Somut-pratik-toplumsal siyasal mücadeleden kaçtıkça, kendi emeğimizle yarattığımız mesleki örgütlerimizden, sendikalarımızdan uzaklaştıkça, onları yalnız bıraktıkça, bununla da yetinmeyip onları yerden yere vurdukça, hatta sıklıkla sinik bir edayla Diyojen misali elimizde şarap, ahlaki-inançsal fıçılarımızın içine, arkasına gizlendikçe, kaçtıkça, yalpaladıkça ahlaka; hiçbir zaman bize hayrı dokunmamış hukukun üstünlüğüne sarılıyoruz.
Kapitalizm, mayası para olan bir sirke kavanozu gibidir.

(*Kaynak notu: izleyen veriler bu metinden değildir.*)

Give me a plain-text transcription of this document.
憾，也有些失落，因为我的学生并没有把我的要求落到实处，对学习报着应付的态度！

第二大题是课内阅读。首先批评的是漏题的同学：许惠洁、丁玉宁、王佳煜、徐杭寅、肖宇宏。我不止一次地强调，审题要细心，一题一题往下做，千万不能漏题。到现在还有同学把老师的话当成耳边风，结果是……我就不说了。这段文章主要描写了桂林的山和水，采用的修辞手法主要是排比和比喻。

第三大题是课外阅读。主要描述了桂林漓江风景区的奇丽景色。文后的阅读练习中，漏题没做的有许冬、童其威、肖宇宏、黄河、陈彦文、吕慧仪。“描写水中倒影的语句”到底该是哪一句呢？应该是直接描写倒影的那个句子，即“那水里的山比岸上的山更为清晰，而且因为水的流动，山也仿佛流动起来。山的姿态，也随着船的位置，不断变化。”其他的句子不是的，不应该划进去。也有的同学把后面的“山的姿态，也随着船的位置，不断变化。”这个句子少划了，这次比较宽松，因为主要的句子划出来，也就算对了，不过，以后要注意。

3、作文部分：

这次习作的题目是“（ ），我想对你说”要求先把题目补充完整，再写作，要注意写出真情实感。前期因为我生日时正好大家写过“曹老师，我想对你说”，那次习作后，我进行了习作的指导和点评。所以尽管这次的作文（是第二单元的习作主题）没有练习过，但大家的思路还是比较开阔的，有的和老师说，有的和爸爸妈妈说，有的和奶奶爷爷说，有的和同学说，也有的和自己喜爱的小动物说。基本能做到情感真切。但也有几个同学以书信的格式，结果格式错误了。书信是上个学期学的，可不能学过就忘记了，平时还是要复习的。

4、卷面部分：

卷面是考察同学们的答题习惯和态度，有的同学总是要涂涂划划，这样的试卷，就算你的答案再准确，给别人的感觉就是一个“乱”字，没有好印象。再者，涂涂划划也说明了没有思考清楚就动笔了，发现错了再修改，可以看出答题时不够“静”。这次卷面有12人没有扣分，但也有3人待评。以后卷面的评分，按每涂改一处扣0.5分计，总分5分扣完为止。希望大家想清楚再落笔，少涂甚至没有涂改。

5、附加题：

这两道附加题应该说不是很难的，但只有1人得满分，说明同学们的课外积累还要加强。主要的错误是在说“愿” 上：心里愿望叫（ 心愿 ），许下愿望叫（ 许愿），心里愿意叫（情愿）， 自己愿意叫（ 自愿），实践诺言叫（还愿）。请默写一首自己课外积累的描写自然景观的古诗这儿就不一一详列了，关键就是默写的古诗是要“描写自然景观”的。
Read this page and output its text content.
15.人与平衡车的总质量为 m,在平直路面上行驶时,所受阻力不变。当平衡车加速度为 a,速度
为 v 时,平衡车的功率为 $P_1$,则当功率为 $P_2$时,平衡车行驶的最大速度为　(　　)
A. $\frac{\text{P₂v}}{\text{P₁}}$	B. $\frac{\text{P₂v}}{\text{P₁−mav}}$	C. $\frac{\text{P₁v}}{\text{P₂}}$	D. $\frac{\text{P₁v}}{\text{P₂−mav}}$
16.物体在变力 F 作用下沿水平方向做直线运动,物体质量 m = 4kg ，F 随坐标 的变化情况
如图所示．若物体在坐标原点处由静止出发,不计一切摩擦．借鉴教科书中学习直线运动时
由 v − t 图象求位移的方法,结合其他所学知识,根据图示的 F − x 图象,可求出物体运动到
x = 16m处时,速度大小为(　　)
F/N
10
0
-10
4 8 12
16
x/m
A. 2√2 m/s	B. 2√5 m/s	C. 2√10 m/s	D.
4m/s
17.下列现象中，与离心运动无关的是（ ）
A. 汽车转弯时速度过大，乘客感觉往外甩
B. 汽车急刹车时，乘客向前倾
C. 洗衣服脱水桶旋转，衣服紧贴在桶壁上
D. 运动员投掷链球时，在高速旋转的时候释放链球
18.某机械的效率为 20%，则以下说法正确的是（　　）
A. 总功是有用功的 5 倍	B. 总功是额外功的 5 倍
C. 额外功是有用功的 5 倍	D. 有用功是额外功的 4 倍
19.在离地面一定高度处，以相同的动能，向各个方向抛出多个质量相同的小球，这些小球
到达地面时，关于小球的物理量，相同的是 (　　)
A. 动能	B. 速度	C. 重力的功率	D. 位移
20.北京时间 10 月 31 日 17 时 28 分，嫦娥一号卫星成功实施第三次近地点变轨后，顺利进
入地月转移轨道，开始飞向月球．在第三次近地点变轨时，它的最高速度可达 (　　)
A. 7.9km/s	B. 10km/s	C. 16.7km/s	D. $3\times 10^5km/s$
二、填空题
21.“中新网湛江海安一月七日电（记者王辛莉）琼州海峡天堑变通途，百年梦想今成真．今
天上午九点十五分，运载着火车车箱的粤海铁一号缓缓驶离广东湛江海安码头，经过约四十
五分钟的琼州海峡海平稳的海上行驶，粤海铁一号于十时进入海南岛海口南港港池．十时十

Ruhlarımızın parayla salamura edildiği bu dünyada, zaten özü gereği hiçbir ahlaki dayanağı olmayan siyasette, iktidara duygularla itiraz etmek, bu kanlı canlı, ete kemiğe bürünmüş fiziksel iktidarı bertaraf edemez. Demem o ki; kendisini ahlaki mağduriyet ve maduniyet faraziyesi üzerinden ören bir zeminde şekillenen muhalefet asla toplumsallaşamaz.
Zira her türden, temsil, seçim ve parlamenter muhalefet zemininin anlamsız hale geldiği şu günlerde, sadece sözel münakaşa, birbirine sallama siyasetidir almış başını gidiyor. Bir aralar muhalefet topyekün bir karar alıp bir hafta reisin AKP’nin adını ağzına almasa, iktidar, seçime, gösteriye, başkaldırıya gerek kalmadan hasedinden düşer diye espri yapardım. Şimdilerde bunun tersini de düşünmeye başladım. Saray erkânı ve AKP çalışanları birkaç gün hiç konuşmasalar, Atatürk’tü, Kudüs’tü, Zarraf’tı, Kılıçdaroğlu’ydu, ağızlarını açmasalar muhalefet ne yapar acaba?
Sonuçta bu evlere şenlik rejim, adına tartışma denilen kavgayla yaşar. Bu tartışma üzerinden her tür maddi çıkar genel ahlaki söylemlere, düşüncelere dönüşmeden yürüyemez. Siyasi yaratıkların kavgası gazetecilerin kavgasını davet eder, parlamentodaki tartışmalar, salonlardaki, meyhanelerdeki ve şimdilerde sosyal medyadaki tartışmalarla tamamlanır. Sistem bir dolu mızmızlanan, parmağını oynatmaktan aciz, dindarca bir edayla kelamı eylemin önüne geçiren, ahlaksızca bir ahlakiliğin çamurunda debelenen taraftar-muhalif yaratır. Bu siyaseten gürültü kirliliği, tıpkı bir orkestra ‘Reisinin’ bütün bir orkestrayı uyum içinde idare etmesi misali düzen içinde devam eder. Değil mi ki kemanlar önceden akort edilmiştir.
Bu arabesk siyasettir ki, sorumlusu olduğu düzene sanki kendisinin hiçbir sorumluluğu yokmuş gibi, kelamın arkasına sığınıp ‘batsın bu dünya’ edasıyla yaklaşan ‘ağlak’ bir muhalefet yaratır. Anlaşılan o ki her birimizin kendince bir Müslüm Babası var. Bir jiletlerimiz eksik, onun da eli kulağınadır.